JAKARTA-Keinginan PDI Perjuangan memimpin Pansus Tata Tertib (Tatib) Dewan Perwakilan Rakyat (DPR) membahas mekanisme pembagian kursi pimpinan dewan dijegal. Alhasil, partai moncong putih ini tidak memperoleh jabatan pimpinan di Pansus Tatib. “PDI Perjuangan, PKB ingin masuk jadi pimpinan, tapi di luar ingin yang memimpin itu pimpinan Pansus UU MD3 supaya sinkron,” kata Pimpinan Pansus Tatib, Priyo Budi Santoso usai memimpin rapat di Gedung DPR, Jakarta, Rabu (27/8).
Menurutnya, koalisi Jokowi-JK ingin mengajukan nama sebagai pimpinan. PDI Perjuangan mengajukan nama TB Hasanuddin dan PKB mengusulkan Hanif Dakiri sebagai pimpinan Pansus Tatib. Namun hal itu ditolak melalui musyawarah mufakat dengan berbagai pertimbangan.
Mayoritas fraksi katanya menginginkan agar pimpinan Pansus Tatib sama dengan pimpinan Pansus UU MPR, DPR, DPD dan DPRD (MD3). “Agenda diputuskan lewat mekanisme permusyawaratan, menghindari voting, karena memilih pimpinan pansus tidak lazim voting. Pimpinan Pansus diputuskan 4 orang, Ketua Benny K Harman, wakil ketua Aziz Syamsuddin, Fahri Hamzah dan Totok Daryanto,” jelas Priyo.
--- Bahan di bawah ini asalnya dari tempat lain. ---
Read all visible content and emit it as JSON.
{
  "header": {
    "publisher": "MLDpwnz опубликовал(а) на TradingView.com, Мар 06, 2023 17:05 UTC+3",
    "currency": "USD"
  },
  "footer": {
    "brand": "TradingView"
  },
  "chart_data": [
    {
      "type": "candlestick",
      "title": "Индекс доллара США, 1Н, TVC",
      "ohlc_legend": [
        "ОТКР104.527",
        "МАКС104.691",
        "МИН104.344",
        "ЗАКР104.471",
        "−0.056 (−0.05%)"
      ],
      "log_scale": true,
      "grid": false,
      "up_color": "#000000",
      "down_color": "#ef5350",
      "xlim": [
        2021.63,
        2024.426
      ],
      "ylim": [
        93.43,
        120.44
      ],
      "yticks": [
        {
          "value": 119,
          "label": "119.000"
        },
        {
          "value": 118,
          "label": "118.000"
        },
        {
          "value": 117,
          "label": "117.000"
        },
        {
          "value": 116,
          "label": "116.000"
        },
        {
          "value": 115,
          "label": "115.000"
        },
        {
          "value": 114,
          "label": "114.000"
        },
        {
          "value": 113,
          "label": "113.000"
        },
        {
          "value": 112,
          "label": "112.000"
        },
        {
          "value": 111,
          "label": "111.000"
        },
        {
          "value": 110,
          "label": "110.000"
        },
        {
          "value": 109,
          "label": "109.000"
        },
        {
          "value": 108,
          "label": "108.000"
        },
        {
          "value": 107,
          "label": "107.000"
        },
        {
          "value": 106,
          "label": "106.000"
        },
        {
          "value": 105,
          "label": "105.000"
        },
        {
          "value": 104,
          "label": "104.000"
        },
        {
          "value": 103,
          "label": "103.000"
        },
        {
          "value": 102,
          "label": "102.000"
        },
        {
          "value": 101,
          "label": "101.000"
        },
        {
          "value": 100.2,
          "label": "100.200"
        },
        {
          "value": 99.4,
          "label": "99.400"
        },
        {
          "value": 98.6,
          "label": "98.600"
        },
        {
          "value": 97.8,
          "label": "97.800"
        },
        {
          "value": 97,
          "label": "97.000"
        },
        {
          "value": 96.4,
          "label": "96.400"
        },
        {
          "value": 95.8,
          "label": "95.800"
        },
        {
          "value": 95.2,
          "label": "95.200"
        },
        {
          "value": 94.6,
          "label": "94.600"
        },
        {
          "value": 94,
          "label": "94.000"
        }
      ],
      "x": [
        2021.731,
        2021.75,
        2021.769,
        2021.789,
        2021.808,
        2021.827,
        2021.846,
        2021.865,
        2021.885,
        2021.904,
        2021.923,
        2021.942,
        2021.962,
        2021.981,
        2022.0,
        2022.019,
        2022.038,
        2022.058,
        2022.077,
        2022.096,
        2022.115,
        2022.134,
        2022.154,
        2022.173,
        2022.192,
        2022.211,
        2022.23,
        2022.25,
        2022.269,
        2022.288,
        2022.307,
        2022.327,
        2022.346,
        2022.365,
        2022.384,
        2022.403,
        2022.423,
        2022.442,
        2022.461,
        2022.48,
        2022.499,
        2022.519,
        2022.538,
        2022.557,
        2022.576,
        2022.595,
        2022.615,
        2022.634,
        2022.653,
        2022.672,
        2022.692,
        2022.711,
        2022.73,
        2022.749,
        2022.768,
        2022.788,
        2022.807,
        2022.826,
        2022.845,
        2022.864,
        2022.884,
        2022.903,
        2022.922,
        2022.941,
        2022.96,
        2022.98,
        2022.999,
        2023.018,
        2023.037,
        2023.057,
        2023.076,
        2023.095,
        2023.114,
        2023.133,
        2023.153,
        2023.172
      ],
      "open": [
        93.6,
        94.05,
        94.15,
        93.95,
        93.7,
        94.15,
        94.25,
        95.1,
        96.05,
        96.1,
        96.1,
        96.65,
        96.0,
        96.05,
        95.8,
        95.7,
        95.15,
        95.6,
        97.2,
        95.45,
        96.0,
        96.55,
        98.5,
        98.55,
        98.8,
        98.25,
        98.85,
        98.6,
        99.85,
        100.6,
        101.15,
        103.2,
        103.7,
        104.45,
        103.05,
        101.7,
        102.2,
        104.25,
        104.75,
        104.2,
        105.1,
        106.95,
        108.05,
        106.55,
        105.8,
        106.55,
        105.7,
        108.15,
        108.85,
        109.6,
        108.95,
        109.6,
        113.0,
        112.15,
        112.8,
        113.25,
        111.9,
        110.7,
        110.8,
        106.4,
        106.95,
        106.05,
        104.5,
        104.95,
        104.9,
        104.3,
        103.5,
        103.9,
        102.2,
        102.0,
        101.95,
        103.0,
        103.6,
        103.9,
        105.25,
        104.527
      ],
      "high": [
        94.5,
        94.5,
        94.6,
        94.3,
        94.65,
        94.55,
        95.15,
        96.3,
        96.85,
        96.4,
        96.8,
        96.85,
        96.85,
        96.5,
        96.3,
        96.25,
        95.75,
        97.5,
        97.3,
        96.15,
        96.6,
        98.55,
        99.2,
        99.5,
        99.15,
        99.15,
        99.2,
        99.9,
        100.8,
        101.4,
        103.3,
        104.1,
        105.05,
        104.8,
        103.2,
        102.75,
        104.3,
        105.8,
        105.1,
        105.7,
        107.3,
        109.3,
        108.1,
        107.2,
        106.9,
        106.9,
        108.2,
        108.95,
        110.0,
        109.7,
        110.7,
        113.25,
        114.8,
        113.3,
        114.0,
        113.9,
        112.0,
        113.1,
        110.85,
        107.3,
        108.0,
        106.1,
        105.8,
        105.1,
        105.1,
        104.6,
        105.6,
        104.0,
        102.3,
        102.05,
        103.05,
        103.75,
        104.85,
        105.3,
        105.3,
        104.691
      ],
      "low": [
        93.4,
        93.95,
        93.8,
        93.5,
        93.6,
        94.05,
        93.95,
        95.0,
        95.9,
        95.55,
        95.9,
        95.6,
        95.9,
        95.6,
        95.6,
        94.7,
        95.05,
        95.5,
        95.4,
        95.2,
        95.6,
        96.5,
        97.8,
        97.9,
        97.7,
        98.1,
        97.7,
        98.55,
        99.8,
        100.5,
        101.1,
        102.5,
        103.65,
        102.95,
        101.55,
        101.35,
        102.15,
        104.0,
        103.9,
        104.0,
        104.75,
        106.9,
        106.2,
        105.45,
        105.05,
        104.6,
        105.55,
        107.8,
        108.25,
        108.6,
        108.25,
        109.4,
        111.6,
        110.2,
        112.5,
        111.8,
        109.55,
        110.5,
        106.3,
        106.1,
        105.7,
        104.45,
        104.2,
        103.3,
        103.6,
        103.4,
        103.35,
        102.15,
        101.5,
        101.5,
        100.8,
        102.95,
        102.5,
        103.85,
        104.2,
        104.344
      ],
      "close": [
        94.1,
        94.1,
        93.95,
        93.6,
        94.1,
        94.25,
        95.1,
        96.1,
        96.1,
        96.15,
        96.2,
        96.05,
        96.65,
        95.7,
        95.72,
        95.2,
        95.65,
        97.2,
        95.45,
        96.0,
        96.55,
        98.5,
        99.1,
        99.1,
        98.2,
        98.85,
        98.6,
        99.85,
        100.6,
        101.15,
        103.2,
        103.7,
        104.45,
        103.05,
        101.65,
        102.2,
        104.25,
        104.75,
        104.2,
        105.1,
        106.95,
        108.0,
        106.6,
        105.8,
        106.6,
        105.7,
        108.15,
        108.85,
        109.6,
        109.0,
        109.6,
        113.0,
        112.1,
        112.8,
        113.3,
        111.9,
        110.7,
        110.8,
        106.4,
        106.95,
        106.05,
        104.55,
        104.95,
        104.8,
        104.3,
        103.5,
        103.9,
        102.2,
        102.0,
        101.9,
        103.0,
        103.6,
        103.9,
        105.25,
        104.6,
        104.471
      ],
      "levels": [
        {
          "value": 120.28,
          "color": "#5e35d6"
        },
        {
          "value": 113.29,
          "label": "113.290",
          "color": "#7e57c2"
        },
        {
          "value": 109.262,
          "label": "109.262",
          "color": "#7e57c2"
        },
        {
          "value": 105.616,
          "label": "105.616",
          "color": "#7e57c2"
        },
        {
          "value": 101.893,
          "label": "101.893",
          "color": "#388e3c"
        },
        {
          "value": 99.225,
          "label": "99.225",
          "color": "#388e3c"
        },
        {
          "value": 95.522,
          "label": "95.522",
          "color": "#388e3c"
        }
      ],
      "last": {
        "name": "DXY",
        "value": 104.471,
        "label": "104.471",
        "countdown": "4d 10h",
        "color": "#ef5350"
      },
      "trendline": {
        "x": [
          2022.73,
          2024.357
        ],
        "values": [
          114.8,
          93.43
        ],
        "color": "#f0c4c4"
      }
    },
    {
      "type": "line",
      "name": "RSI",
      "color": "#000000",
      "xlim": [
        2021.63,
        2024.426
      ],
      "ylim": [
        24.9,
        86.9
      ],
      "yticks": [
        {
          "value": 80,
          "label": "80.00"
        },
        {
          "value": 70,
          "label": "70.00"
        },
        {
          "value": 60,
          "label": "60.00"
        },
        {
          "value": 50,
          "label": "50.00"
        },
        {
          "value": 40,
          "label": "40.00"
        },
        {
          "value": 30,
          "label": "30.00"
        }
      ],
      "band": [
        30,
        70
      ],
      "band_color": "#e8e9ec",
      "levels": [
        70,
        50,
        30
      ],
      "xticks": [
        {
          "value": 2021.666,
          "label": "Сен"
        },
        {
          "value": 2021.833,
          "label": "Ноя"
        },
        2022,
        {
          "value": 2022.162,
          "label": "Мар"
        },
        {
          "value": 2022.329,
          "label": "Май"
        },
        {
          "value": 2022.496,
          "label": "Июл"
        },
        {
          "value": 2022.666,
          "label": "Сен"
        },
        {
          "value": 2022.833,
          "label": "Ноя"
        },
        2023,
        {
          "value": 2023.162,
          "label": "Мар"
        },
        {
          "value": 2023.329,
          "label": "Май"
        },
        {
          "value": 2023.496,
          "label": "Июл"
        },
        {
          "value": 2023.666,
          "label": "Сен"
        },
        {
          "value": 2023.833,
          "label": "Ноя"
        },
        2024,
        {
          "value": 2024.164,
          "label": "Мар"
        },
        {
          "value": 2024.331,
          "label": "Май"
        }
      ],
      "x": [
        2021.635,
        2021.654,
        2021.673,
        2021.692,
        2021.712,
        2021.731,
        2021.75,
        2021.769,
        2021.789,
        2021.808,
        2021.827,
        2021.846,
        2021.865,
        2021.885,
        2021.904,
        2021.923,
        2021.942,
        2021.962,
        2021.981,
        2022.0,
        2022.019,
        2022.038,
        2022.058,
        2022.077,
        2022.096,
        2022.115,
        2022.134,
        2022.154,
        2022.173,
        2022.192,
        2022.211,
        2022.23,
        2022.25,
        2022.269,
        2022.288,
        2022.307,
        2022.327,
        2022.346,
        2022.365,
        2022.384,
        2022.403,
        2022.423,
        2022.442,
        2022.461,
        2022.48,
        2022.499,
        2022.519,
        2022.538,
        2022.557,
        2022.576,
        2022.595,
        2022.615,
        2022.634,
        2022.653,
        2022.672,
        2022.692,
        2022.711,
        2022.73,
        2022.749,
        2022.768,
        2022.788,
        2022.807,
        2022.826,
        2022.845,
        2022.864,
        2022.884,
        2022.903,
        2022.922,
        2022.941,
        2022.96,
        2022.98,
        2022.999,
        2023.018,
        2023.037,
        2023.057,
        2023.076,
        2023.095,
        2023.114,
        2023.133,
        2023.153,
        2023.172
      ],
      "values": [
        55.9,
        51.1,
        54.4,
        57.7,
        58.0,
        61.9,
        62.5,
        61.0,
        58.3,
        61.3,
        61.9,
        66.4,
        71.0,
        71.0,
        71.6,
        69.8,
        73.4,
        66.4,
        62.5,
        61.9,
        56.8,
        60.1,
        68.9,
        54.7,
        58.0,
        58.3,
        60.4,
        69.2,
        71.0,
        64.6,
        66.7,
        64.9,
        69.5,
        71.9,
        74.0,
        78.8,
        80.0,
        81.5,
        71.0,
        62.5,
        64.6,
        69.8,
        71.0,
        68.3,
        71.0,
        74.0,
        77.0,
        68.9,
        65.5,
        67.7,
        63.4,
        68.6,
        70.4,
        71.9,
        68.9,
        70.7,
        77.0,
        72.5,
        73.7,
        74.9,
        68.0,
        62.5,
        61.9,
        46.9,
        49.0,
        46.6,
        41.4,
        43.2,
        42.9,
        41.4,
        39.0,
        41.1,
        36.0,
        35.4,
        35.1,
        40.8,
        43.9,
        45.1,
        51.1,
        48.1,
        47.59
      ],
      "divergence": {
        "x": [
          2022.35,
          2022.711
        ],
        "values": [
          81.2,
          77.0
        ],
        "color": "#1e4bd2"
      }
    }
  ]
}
Pimpinan Pansus Tatib tak berbeda jauh dengan Pansus UU MD3. Hanya saja, posisi Ahmad Yani dari PPP digantikan oleh Totok Daryanto dari PAN. “Dengan catatan, mana kala ada perubahan yang dipandang perlu dimungkinkan, bisa dikocok ulang, diubah, dengan diubah kepemimpinan, dengan cara pimpinan pansus menulis ke pimpinan DPR, pimpinan DPR akan memutuskan untuk ditetapkan ulang,” pungkasnya.
Sementara itu, Wakil Ketua Komisi III DPR RI, Azis Syamsuddin mengatakan, setiap anggota dewan perwakilan rakyat memiliki hak menjadi Ketua DPR. Untuk itu ia menilai, Ketua DPR yang sebelumnya jatuh secara otomatis kepada partai pemenang pemilihan umum adalah cara yang salah. “Ketua DPR harus dipilih melalui seluruh kader partai yang duduk di parlemen,” kata Azis di gedung DPR, Jakarta, Rabu (27/8).
Politisi Golkar itu mengatakan, pada 2009 lalu yang menempatkan Ketua DPR dari partai pemenang pemilu adalah salah. Harusnya, pada saat 2009 Ketua DPR dipilih langsung oleh anggota DPR. “Kenapa di tahun 2009 itu secara otomatis, itu yang salah. Secara otomatis itu baru 2009, sebelumnya itu dipilih,” ujarnya.
Masih kata Azis, dalam rangka membangun demokrasi secara utuh, maka kepemimpinan DPR itu harus dipilih oleh seluruh anggota. Untuk itu pada periode Ketua DPR 2014-2019 harus dipilih para anggota DPR. “Karena setiap anggota mempunyai hak yang sama dalam memilih dan dipilih secara hak konstitusi,” ucapnya. (GAM/ABD)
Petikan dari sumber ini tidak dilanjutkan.